After investigation, it became clear that non-human (bot) traffic was significantly inflating our user pageview and unique device counts. These bots bypassed our existing bot detection heuristics.
Impact on metrics
| Metrics | Month | Pre-correction (data reported before October 2025) |
Post-correction
(data reported after October 2025) |
Difference between pre- and post-corrected data |
| User pageviews | March 2025 (partial month March 20-31 corrected)) |
16.6B
(6.4B) |
16.2B
(6.0B) |
-2.4% Overall month
(-6% (within corrected period)) |
| April 2025 | 15.3B | 14.3B | -6.6% | |
| May 2025 | 17.2B | 14.5B | -15.5% | |
| June 2025 | 15.5B | 13.3B | -14.3% | |
| July 2025 | 15.4B | 14.2B | -8.0% | |
| August 2025 (partial month) | 15.4B | 14.4B | -6.3% | |
| Unique devices | Note: we capture unique devices on a per project and per project family basis, but they cannot be aggregated across project families. | |||
| Metric | Month | Pre-correction (data reported before October 2025) |
Post-correction
(data reported after October 2025) |
Difference between pre- and post-corrected data |
| User pageviews | March 2025 (only March 20-31 corrected) |
15.3B
(5.88B) |
15.1B
(5.62B) |
-1.7% (overall month)
(-4.4% within corrected period) |
| April 2025 | 14.3B | 13.7B | -4.3% | |
| May 2025 | 15.2B | 13.8B | -9.2% | |
| June 2025 | 13.8B | 12.5B | -9.0% | |
| July 2025 | 14.0B | 13.4B | -4.3% | |
|
August 2025
(partial month) |
14.2B | 13.7B | -3.8% | |
| Unique devices | March 2025 | 1.85B | none (not corrected) | |
| April 2025 | 1.82B | none (not corrected) | ||
| May 2025 | 2.15B | 1.78B | -17.0% | |
| June 2025 | 2.08B | 1.69B | -18.9% | |
| July 2025 | 1.93B | 1.76B | -9.1% | |
| August 2025 | 1.81B | 1.73B | -4.3% | |
Note: Post-correction metrics better reflect user behavior. Previous metrics were skewed by non-human activity.
Findings
Signals indicating bot traffic
Missing referral headers, outdated browser versions, and large amounts of traffic that diverged from standard browsing behavior.
Root cause
A new pattern for bot traffic emerged that was not being detected by our existing heuristics.
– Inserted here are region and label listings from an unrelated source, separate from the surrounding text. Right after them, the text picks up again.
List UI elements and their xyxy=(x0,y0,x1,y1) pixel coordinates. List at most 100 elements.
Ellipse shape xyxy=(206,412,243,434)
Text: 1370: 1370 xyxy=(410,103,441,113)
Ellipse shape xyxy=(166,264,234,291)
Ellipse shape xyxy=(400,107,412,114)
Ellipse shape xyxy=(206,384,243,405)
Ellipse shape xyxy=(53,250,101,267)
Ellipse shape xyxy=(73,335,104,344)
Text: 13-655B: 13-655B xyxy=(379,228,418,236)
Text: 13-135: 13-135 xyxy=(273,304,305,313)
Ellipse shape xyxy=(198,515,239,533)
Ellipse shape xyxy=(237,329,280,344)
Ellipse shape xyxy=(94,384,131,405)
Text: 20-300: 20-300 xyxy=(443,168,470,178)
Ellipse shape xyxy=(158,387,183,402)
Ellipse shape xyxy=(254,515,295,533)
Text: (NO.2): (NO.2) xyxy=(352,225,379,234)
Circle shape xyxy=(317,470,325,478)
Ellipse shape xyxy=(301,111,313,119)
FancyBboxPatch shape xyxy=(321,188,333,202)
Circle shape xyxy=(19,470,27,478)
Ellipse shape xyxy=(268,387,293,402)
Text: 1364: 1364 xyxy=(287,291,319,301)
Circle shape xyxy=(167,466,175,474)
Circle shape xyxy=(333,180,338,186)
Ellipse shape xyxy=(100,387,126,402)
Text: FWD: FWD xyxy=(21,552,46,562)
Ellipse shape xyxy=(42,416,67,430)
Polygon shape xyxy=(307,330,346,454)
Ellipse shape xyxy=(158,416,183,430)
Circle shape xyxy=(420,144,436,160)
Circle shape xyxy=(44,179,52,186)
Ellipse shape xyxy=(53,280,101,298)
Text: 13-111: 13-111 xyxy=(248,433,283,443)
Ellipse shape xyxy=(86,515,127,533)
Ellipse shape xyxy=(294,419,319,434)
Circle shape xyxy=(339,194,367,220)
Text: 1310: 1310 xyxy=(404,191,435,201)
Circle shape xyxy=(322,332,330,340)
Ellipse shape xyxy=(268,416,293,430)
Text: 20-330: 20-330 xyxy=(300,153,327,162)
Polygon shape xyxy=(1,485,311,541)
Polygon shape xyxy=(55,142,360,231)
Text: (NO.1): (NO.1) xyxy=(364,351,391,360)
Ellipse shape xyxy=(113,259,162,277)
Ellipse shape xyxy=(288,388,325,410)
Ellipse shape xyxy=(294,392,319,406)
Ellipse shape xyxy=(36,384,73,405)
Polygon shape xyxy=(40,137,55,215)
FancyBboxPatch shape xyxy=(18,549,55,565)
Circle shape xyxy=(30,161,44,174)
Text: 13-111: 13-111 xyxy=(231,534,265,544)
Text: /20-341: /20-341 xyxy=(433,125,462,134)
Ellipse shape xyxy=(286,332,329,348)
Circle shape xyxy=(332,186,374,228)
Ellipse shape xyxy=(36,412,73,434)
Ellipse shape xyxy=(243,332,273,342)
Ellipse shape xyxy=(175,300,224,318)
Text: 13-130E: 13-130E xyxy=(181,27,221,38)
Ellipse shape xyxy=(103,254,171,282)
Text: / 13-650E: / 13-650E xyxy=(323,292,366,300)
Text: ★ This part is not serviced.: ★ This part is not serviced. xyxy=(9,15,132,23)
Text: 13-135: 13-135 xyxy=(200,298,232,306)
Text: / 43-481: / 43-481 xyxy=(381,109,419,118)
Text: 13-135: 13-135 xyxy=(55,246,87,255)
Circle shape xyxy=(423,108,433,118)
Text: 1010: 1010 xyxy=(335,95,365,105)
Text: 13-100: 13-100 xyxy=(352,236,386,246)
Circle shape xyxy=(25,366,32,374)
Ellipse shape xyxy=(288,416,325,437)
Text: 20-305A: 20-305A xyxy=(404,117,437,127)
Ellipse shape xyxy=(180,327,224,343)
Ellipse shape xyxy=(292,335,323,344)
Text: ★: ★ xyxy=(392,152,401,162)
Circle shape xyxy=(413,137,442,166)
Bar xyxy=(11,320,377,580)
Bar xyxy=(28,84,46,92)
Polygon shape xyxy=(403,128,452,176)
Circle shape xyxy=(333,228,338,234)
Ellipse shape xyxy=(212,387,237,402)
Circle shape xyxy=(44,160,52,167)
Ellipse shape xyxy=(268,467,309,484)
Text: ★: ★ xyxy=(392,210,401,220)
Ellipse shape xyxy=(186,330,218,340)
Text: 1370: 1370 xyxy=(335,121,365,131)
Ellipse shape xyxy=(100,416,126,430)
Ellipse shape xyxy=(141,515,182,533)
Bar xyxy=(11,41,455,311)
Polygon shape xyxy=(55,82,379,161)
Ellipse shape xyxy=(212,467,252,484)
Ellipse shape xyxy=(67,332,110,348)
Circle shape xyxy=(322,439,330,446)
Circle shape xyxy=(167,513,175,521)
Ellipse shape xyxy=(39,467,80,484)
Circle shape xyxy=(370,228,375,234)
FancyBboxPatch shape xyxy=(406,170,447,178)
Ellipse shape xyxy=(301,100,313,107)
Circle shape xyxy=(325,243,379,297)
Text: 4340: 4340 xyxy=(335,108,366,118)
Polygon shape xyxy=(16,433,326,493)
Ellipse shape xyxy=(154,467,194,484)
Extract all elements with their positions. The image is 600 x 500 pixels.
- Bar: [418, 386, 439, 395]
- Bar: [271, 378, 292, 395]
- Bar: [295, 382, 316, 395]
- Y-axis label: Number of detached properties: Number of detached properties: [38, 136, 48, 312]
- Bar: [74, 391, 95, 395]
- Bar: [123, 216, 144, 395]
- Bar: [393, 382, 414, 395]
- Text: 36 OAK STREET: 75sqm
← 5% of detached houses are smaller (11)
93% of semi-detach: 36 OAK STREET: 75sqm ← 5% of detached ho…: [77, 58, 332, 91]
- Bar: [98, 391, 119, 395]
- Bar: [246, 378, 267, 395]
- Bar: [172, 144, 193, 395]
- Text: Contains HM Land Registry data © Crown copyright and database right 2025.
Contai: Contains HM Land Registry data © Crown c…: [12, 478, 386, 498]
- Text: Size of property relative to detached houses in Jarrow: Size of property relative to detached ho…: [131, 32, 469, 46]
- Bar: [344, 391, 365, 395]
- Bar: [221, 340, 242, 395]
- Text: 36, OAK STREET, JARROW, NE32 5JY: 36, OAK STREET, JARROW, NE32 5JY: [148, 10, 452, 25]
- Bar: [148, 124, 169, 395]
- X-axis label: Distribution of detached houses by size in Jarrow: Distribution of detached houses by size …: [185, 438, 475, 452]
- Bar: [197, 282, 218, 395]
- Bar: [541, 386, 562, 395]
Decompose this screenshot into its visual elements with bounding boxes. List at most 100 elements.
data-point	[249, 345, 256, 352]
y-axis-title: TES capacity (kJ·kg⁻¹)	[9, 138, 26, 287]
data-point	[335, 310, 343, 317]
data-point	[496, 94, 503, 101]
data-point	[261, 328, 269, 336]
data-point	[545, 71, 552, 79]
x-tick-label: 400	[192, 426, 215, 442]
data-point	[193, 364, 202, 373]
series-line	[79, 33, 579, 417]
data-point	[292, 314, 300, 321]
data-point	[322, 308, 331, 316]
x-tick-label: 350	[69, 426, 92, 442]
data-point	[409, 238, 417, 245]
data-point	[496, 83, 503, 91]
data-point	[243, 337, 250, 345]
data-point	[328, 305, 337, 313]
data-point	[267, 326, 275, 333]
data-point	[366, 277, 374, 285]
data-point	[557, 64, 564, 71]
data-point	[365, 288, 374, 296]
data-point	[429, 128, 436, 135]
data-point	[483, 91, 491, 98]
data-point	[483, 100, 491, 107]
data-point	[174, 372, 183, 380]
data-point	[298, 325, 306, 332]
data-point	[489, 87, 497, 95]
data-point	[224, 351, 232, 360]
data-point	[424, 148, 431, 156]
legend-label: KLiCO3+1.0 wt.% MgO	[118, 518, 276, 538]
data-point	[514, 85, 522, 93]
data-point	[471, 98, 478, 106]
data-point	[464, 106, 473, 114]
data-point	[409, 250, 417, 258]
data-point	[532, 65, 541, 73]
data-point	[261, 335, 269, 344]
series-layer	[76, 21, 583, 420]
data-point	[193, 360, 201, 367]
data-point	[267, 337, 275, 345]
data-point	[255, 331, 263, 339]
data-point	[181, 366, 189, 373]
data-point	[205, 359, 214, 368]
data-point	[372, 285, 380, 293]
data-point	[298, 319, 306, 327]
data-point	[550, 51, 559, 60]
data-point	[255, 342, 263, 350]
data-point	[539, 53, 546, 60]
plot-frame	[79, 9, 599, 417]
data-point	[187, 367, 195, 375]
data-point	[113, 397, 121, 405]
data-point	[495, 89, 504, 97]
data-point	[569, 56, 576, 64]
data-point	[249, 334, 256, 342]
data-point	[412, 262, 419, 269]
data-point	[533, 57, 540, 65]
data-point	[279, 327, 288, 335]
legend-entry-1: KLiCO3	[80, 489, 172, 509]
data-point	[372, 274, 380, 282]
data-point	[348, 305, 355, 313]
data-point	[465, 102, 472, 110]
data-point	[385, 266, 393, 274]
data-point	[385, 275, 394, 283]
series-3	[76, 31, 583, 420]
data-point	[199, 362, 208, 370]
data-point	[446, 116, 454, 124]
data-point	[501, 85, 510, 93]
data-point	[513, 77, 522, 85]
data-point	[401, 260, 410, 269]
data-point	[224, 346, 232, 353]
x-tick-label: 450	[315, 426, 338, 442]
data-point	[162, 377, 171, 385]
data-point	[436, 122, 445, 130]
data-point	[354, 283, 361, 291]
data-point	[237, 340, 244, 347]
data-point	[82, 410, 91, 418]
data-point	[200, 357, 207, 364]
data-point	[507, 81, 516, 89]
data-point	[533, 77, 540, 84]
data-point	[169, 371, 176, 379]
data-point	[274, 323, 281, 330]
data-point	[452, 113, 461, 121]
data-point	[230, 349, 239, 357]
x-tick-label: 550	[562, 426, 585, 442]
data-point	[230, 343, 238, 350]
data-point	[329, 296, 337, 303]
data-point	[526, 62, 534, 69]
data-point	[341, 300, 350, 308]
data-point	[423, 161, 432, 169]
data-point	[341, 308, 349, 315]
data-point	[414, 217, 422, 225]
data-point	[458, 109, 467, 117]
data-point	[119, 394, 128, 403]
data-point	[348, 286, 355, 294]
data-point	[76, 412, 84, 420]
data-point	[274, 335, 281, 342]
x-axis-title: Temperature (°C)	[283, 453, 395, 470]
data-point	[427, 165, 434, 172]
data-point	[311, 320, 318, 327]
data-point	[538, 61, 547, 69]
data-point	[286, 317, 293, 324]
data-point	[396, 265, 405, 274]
Affected datasets and services
Full list of datasets and services in T405667
- actor datasets (webrequest & pageview)
- browser_general_daily
- browser_metrics_weekly
- clickstream_monthly
- interlanguage_daily
- referrer_daily
- pageviews datasets (hourly & daily; per project, per article, top articles, top articles per country)
- projectview_hourly
- projectview_geo
- unique_devices datasets (hourly & daily; per domain & per project family)
Resolution & decisions
In addition to correcting the data going forward, we decided to backfill historical data with corrections where possible.
New heuristic: We developed a new heuristic to identify bot traffic based on the signals we identified in our investigation. This heuristic was deployed on August 28, 2025 ( T395934#11129327 ).
Backfill to correct historical data: As of Oct 8, 2025, we corrected publicly-available pageview data going back to March 20, 2025, and unique device measurements going back to May 1, 2025, using the new heuristic.